Again, in an effort to deliver on campaign promises in the midst of uncertainty, Trump introduced some temporary certainty. He signed an executive order restricting immigration from six predominantly Muslim, Middle Eastern countries, shut down immigration from Syria, and issued warnings to current American Green Card residents who are citizens of the affected countries that if they left the U.S., for any reason, they might face difficulty returning.
After chaos reigned at airports worldwide, a federal judge put a temporary hold on the order and uncertainty re-entered the equation, thanks largely to questions on just how the Green Card situation would be handled. The free movement of human beings, the ultimate resource for any society, was pushed aside.
With the stroke of a pen, the new president demolished the expectations of already-vetted individuals who had firm plans in place to make their way to the U.S., in some cases splitting families that were partly relocated. In destroying Green Card-holder mobility, the administration pointedly focused on people of the Muslim faith. There were immediate protests and an outcry from U.S. universities whose student and faculty ranks are filled with people from the affected countries.

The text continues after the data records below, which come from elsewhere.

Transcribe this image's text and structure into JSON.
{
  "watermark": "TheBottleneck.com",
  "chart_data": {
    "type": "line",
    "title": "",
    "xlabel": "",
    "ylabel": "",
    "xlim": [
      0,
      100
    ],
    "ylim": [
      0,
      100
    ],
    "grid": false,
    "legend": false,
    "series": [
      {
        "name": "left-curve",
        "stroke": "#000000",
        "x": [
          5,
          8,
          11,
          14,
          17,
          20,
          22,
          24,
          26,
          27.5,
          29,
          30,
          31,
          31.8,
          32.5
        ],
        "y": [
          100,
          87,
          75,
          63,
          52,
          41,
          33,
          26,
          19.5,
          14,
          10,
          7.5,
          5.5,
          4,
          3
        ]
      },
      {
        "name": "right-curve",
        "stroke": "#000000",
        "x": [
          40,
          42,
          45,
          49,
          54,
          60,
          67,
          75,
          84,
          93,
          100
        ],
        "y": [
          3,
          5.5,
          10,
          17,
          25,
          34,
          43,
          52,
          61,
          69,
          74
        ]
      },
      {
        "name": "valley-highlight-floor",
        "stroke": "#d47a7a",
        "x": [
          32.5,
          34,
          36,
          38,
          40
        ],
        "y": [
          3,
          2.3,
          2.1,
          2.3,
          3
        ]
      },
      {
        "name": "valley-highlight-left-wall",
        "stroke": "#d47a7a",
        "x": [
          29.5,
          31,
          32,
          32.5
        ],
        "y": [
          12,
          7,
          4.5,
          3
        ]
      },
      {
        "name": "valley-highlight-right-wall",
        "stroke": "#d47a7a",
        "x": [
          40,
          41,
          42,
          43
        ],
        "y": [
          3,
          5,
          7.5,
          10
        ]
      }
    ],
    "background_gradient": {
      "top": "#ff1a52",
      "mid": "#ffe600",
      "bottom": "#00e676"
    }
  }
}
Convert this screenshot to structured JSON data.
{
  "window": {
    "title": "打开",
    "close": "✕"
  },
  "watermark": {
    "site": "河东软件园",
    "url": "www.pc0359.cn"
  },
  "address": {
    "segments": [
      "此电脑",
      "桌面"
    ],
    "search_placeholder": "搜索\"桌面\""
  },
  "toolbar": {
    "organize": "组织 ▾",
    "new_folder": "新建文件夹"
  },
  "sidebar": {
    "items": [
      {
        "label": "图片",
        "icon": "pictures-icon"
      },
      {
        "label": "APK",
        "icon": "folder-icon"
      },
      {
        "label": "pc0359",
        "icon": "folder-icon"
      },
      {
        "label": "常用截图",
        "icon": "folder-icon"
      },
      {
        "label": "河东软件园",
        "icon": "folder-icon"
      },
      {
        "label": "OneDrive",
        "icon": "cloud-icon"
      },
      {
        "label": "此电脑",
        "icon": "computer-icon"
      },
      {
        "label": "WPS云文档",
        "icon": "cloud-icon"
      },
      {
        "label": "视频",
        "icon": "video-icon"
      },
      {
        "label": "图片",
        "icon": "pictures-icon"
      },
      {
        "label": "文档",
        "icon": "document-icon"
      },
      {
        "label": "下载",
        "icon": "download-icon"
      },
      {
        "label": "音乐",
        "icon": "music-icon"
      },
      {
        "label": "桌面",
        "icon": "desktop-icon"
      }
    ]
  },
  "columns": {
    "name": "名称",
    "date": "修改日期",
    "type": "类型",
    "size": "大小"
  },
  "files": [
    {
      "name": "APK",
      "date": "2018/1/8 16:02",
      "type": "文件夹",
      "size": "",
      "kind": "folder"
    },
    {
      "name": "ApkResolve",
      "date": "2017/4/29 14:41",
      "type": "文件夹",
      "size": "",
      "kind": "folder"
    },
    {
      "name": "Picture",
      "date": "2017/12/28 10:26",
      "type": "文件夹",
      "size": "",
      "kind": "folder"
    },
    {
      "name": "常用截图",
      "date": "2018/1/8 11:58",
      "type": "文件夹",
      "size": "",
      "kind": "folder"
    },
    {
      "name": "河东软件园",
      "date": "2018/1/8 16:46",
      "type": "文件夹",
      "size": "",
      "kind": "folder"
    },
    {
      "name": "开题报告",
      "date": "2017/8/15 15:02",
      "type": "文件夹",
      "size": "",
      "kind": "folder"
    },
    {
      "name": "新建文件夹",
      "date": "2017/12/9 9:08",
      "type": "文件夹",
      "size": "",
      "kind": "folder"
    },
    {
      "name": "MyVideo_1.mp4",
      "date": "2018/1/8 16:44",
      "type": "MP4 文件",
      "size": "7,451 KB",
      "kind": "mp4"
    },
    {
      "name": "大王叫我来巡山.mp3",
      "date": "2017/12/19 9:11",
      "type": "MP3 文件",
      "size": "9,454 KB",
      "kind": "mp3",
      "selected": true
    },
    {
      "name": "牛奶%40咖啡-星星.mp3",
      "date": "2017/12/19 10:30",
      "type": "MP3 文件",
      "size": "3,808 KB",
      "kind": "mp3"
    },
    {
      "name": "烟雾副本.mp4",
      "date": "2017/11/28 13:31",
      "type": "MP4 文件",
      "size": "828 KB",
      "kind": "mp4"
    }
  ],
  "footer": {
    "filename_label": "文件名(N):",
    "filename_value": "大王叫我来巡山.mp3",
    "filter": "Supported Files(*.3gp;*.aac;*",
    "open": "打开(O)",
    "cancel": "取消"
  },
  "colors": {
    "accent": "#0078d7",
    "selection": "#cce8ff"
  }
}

The newfound certainty looked a lot worse than the uncertainty it replaced. In fact, it looked like a disaster.
Uncertain economic policy — not knowing what might happen or how to model it — can be a better state of the world than having certainty that spells out large targeted losses in human wellbeing. Perhaps Trump should let his executive order pen rest for a while and give reason an opportunity to season his decision-making.
Bruce Yandle is a contributor to the Washington Examiner's Beltway Confidential blog. He is an adjunct distinguished professor of economics with the Mercatus Center at George Mason University and dean emeritus of the Clemson University College of Business & Behavioral Science. He developed the "Bootleggers and Baptists" political model.